Differential Diagnosis for Postpartum Hemorrhage
- Single most likely diagnosis
- Postpartum endometritis with retained products of conception: This diagnosis is likely due to the patient's history of intraamniotic infection treated with intravenous antibiotics during labor, followed by increased vaginal bleeding and abdominal cramping. The presence of large clots and active bleeding from the cervical os supports this diagnosis.
- Other Likely diagnoses
- Uterine atony: Although the uterus is firm and nontender, uterine atony cannot be completely ruled out, especially given the patient's history of prolonged labor and delivery of a large infant.
- Endometritis without retained products of conception: The patient's symptoms and history of intraamniotic infection make endometritis a possible diagnosis, even if retained products of conception are not present.
- Do Not Miss
- Uterine rupture or dehiscence: Although rare, uterine rupture or dehiscence is a life-threatening condition that requires immediate attention. The patient's history of prolonged labor and abdominal cramping warrants consideration of this diagnosis.
- Hematologic disorders (e.g., disseminated intravascular coagulation): These conditions can cause significant bleeding and are potentially life-threatening if not recognized and treated promptly.
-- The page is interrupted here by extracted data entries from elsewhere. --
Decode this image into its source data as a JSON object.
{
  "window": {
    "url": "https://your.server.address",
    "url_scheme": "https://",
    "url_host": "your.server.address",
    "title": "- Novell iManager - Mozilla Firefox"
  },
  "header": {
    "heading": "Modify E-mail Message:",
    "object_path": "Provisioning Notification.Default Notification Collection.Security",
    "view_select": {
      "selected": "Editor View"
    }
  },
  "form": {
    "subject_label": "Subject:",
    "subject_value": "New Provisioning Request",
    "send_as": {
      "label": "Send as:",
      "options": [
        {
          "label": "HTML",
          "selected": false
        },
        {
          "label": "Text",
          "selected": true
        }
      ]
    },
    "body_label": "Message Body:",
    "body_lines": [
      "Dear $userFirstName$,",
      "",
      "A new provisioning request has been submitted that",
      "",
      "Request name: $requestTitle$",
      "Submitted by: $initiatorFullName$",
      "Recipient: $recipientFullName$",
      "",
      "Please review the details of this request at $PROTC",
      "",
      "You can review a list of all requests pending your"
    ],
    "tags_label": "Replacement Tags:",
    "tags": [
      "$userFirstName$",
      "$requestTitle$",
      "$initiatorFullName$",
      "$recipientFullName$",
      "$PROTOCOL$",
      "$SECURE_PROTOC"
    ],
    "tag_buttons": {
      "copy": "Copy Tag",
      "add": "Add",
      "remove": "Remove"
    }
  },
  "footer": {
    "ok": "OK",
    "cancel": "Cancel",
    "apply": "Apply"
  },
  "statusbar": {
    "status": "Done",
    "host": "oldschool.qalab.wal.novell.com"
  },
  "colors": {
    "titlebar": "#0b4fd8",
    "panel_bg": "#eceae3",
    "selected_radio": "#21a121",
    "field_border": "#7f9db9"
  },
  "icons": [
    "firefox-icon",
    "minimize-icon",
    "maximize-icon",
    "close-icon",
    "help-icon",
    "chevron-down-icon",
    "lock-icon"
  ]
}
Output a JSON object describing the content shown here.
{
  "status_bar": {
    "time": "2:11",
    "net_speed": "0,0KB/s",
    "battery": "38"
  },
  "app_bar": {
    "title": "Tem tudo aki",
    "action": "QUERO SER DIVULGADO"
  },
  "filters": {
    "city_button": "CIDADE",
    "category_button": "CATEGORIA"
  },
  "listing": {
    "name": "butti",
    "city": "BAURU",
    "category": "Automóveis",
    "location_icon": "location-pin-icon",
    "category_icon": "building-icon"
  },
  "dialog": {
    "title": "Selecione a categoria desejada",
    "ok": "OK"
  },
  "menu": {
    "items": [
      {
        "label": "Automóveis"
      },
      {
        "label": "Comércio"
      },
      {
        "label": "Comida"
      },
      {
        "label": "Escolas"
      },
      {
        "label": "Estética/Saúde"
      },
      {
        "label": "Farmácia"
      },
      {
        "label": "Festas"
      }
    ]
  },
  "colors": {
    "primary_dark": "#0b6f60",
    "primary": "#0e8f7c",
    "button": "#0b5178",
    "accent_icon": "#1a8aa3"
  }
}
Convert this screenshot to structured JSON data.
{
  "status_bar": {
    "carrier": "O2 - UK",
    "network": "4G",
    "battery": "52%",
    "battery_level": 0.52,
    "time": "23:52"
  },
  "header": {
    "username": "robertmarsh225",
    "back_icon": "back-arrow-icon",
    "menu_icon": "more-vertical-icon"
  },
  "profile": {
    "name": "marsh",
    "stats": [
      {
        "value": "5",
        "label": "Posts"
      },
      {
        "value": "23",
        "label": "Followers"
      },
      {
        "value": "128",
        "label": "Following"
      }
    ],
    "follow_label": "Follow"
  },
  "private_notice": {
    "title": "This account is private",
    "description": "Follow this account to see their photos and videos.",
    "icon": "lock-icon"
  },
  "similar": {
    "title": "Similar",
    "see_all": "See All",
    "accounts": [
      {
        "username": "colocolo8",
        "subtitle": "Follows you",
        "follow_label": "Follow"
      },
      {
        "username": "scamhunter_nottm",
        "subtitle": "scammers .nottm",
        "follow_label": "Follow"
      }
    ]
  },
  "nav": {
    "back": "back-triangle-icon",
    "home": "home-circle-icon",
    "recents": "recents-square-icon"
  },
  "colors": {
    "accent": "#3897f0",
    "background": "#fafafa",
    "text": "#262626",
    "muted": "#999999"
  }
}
- Invasive placental disorders (e.g., placenta accreta): Although the patient had a vaginal delivery, invasive placental disorders can still occur and cause significant bleeding.
- Rare diagnoses
- Uterine artery pseudoaneurysm: This is a rare condition that can cause postpartum hemorrhage, but it is less likely given the patient's presentation and history.
- Arteriovenous malformation: This is another rare condition that can cause postpartum hemorrhage, but it is less likely and would require further evaluation to diagnose.